The four individual plaintiffs in the case are all immigrants with some form of legal status, such as a pending asylum case or temporary protections. But all were arrested and detained by federal officers, sometimes for days.
In statements to the court, they described feeling like they were being kidnapped and argued they were targeted because of their ethnicity.
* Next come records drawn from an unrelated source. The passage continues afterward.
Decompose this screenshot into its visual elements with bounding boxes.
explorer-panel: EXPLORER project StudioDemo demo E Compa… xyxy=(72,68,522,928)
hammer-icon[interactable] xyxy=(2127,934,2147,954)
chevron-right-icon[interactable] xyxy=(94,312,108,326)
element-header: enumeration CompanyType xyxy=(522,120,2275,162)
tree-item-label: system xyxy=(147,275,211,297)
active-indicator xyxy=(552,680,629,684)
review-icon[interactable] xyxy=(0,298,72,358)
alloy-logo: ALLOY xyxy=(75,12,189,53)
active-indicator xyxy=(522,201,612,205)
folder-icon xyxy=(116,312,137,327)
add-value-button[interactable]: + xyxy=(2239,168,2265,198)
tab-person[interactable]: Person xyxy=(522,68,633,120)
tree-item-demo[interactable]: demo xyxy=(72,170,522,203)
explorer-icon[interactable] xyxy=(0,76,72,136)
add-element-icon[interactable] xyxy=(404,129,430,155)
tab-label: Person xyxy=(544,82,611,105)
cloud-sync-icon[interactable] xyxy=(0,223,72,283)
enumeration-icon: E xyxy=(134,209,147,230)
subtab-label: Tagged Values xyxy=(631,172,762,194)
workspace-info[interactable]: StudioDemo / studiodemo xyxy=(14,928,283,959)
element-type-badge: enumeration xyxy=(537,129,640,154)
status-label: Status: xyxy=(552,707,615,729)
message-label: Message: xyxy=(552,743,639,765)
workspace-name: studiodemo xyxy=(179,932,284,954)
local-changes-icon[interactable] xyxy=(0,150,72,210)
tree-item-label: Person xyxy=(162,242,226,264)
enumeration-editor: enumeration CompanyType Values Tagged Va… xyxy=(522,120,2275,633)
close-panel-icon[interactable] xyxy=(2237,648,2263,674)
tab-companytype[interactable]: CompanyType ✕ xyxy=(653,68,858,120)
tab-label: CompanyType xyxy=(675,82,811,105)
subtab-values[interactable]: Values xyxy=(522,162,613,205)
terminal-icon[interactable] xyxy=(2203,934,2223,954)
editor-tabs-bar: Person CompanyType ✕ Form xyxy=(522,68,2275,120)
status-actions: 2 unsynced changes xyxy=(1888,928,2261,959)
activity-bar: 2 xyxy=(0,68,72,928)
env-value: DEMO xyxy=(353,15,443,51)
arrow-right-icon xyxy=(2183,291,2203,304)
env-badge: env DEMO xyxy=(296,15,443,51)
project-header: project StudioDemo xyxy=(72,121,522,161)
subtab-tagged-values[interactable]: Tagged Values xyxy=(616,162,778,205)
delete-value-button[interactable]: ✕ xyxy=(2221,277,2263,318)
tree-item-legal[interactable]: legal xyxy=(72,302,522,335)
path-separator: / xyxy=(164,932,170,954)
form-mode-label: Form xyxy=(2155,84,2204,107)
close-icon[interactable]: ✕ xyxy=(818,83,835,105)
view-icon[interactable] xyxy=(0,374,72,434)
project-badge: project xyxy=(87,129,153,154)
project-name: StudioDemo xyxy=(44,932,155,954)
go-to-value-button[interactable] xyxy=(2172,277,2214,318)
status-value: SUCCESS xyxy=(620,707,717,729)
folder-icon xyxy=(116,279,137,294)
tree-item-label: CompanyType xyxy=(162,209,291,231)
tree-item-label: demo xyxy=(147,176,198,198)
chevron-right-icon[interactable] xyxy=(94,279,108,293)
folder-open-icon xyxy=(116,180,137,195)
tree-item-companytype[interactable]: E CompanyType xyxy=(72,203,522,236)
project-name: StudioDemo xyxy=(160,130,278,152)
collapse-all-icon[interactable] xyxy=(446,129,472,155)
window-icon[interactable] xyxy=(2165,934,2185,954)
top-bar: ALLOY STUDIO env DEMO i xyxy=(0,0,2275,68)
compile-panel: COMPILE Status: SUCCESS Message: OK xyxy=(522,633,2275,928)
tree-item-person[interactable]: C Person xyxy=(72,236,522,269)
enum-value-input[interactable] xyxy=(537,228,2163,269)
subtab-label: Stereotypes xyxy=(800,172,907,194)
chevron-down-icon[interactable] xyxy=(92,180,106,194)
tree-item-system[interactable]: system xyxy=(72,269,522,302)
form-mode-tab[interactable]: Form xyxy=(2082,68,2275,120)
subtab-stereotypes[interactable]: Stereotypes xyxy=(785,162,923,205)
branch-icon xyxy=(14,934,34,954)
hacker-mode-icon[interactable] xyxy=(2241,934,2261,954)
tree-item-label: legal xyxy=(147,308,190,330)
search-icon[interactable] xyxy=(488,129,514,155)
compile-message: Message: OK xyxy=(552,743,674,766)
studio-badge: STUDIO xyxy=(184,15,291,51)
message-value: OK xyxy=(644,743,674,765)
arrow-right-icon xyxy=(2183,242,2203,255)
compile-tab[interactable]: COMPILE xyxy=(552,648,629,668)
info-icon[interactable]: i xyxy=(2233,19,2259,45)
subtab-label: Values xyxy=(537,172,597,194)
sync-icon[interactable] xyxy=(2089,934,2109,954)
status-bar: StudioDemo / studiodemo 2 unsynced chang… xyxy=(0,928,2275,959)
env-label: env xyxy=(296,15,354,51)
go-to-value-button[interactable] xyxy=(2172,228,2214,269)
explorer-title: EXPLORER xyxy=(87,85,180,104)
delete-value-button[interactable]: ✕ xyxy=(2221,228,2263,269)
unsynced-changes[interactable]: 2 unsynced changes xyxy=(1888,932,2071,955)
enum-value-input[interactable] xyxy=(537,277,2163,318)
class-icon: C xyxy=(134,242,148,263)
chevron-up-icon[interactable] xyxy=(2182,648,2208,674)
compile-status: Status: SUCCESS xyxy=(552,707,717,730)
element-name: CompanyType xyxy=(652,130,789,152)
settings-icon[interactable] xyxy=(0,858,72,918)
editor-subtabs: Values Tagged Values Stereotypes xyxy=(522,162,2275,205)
They said they feared they will continue to be targeted because they are Latino.
The legal organizations representing the plaintiffs pushed for two class certifications, which means others who were affected would be represented in the suit.
Howell said in her order that she would make a determination on those two class certifications at a later time.
ACLU, others praise preliminary injunction
Legal groups representing the plaintiffs celebrated the preliminary injunction.
“Despite the Trump administration’s attempts at fear and intimidation, everyone in D.C. has rights, regardless of who they are and their immigration status; and all federal agents are required by law to respect these rights,” according to a joint statement from the legal groups who brought the suit against the federal government.
Those legal groups included the American Civil Liberties Union of the District of Columbia; the American Civil Liberties Union; Amica Center for Immigrant Rights; CASA; National Immigration Project; the Washington Lawyers’ Committee for Civil Rights and Urban Affairs; and the law firm of Covington & Burling LLP.